Because when you work in entertainment for a living, going to a show can be like eating at the restaurant you cook at.  You work with the ingredients so much that you can’t really taste the food anymore.  But on nights when it’s so good you can still taste the food anyway, it’s astounding.

Lately I’ve found that it’s not the shows that try hard that are inspiring me.  It’s the shows that are leaving space in the night for the audience to think and feel.  The shows that focus on perfection of execution but that don’t try too hard to keep me occupied the whole time I am experiencing.  The shows that give me a little credit for having a mind of my own, an imagination of my own.

Recently, Alvin Ailey’s show at the Wang (sorry I mean Citi Center), did just that.  In each of the three segments, I found myself thinking, feeling. 

Nothing was in a hurry. 

Nothing was trying to make me laugh or cry or jump around. 

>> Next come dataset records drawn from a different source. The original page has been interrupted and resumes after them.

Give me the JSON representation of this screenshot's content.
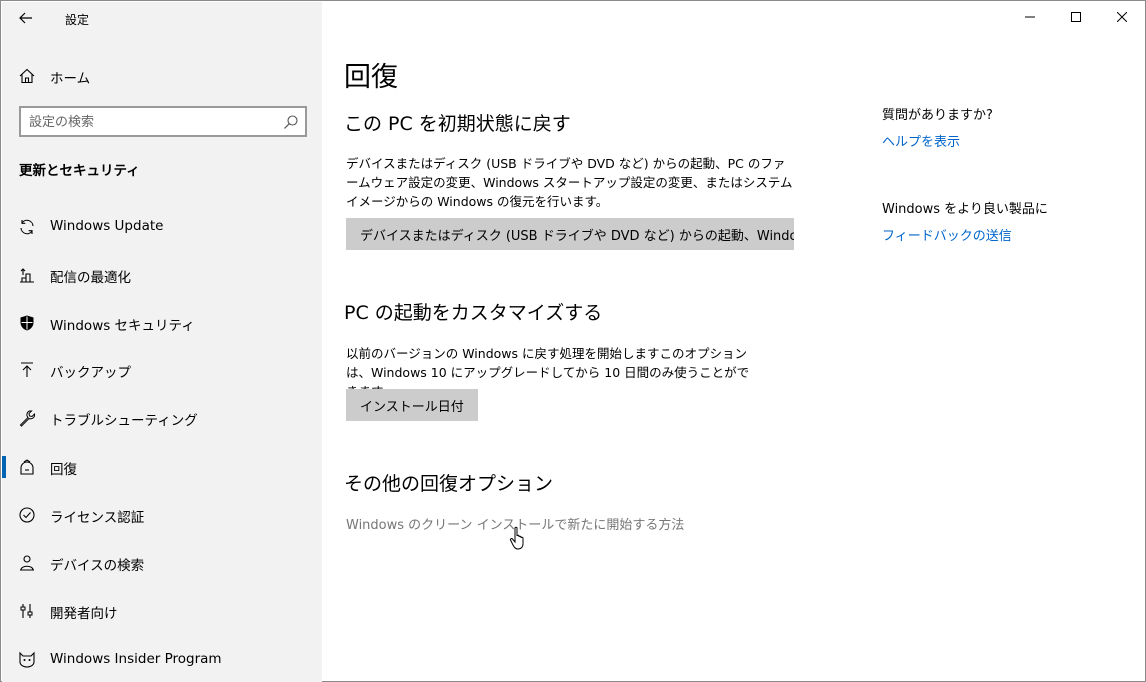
{
  "app": {
    "title": "設定"
  },
  "sidebar": {
    "home_label": "ホーム",
    "search_placeholder": "設定の検索",
    "section_title": "更新とセキュリティ",
    "items": [
      {
        "label": "Windows Update",
        "icon": "refresh-icon"
      },
      {
        "label": "配信の最適化",
        "icon": "delivery-optimization-icon"
      },
      {
        "label": "Windows セキュリティ",
        "icon": "shield-icon"
      },
      {
        "label": "バックアップ",
        "icon": "upload-arrow-icon"
      },
      {
        "label": "トラブルシューティング",
        "icon": "wrench-icon"
      },
      {
        "label": "回復",
        "icon": "recovery-icon",
        "selected": true
      },
      {
        "label": "ライセンス認証",
        "icon": "check-circle-icon"
      },
      {
        "label": "デバイスの検索",
        "icon": "person-location-icon"
      },
      {
        "label": "開発者向け",
        "icon": "developer-sliders-icon"
      },
      {
        "label": "Windows Insider Program",
        "icon": "cat-icon"
      }
    ]
  },
  "main": {
    "title": "回復",
    "reset": {
      "heading": "この PC を初期状態に戻す",
      "description": "デバイスまたはディスク (USB ドライブや DVD など) からの起動、PC のファームウェア設定の変更、Windows スタートアップ設定の変更、またはシステム イメージからの Windows の復元を行います。",
      "button_label": "デバイスまたはディスク (USB ドライブや DVD など) からの起動、Windows スタ"
    },
    "startup": {
      "heading": "PC の起動をカスタマイズする",
      "description": "以前のバージョンの Windows に戻す処理を開始しますこのオプションは、Windows 10 にアップグレードしてから 10 日間のみ使うことができます。",
      "button_label": "インストール日付"
    },
    "more": {
      "heading": "その他の回復オプション",
      "link": "Windows のクリーン インストールで新たに開始する方法"
    }
  },
  "right_panel": {
    "question": "質問がありますか?",
    "help_link": "ヘルプを表示",
    "feedback_text": "Windows をより良い製品に",
    "feedback_link": "フィードバックの送信"
  },
  "colors": {
    "accent": "#0063b1",
    "link": "#0066cc",
    "sidebar_bg": "#f2f2f2",
    "button_bg": "#cccccc"
  }
}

The music became rhythm became movement became dancing became thoughts became dancing became movement became rhythm became music again.

And in between the movements, the thoughts that came in were surprising.

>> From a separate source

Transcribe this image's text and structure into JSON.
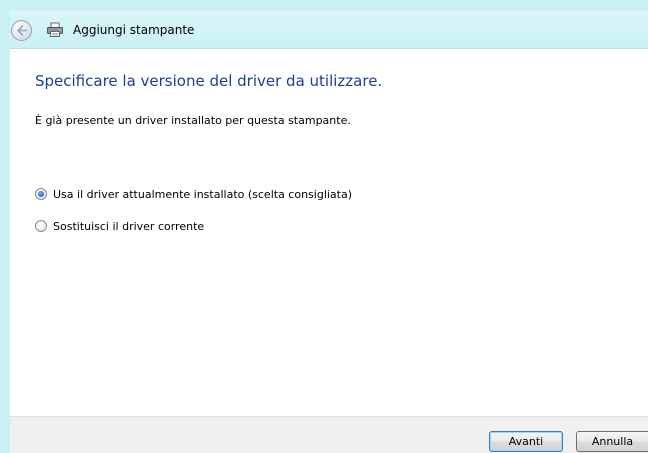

During the first segment, a tribute to the Harlem Renaissance, I found myself thinking about culture.  About tribes.  About our individual desire to belong to something important and meaningful.  As the dance explored the humor and festive celebration of Harlem in that time, I couldn’t help thinking about other movements that have centralized on a neighborhood.  The Castro for Gay People.  The Village for Folksingers.  New Orleans for Jazz.  Hollywood for Film.  Detroit for Motown.  San Francisco for the Internet.  Places that represent movements and historic periods of time.  I came from a place like that, that meant something.  Lexington Massachusetts - a place of Revolution.  And I lived/worked in San Francisco during the Dotcom Boom/Bust.  I think both coincidences have very much informed my opinion on things.  Those thoughts led me to consider how important that is to me – to live in places and times that are memorable.  Places and times of change.  And it led me to consider what that next place should be.  And it made me want to go there, and start that new movement, right away.  A great performance can do that!

During the second segment, an exploration of the influences on modern dance in which the dancers showed how movement from African dance has migrated to current movements, I couldn’t help thinking about the beauty in collaboration.  I thought about one of my former bosses at an ad agency, who was an Alvin Ailey dancer before working in advertising, and how much that must have informed his sense of what it means to be a team.  How I had no idea that was what he was trying to do with my team.  And now I know why he inspired me so much when we worked together.  I thought about how rare it is to see true collaboration in the singer-songwriter world, and how important I think it is to find a way to fund and create safe space for that collaboration.  How cool it would be if a music company could be created like a theater company.  In which there certainly would be power dynamics and leads and choruses, but imagine if some of our country’s greatest songwriters were asked to work together in team collaboration for an extended period of time to create something instead of constantly duking it out one by one for individual “success.”  I thought about orchestras and choruses, theater companies and dance companies.  How hard it is for them to get funded and earn a living, but how transcendent the work is. 

I’ve been focused lately on how great shows can change our lives, make us see things in ourselves we did not see before.  A show is not just a sum of the songs and in between banter.  Too often artists think of the in between as extra stuff they say.  But the in between IS the show.  The pacing of a show can have so much to do with how inspired an audience feels.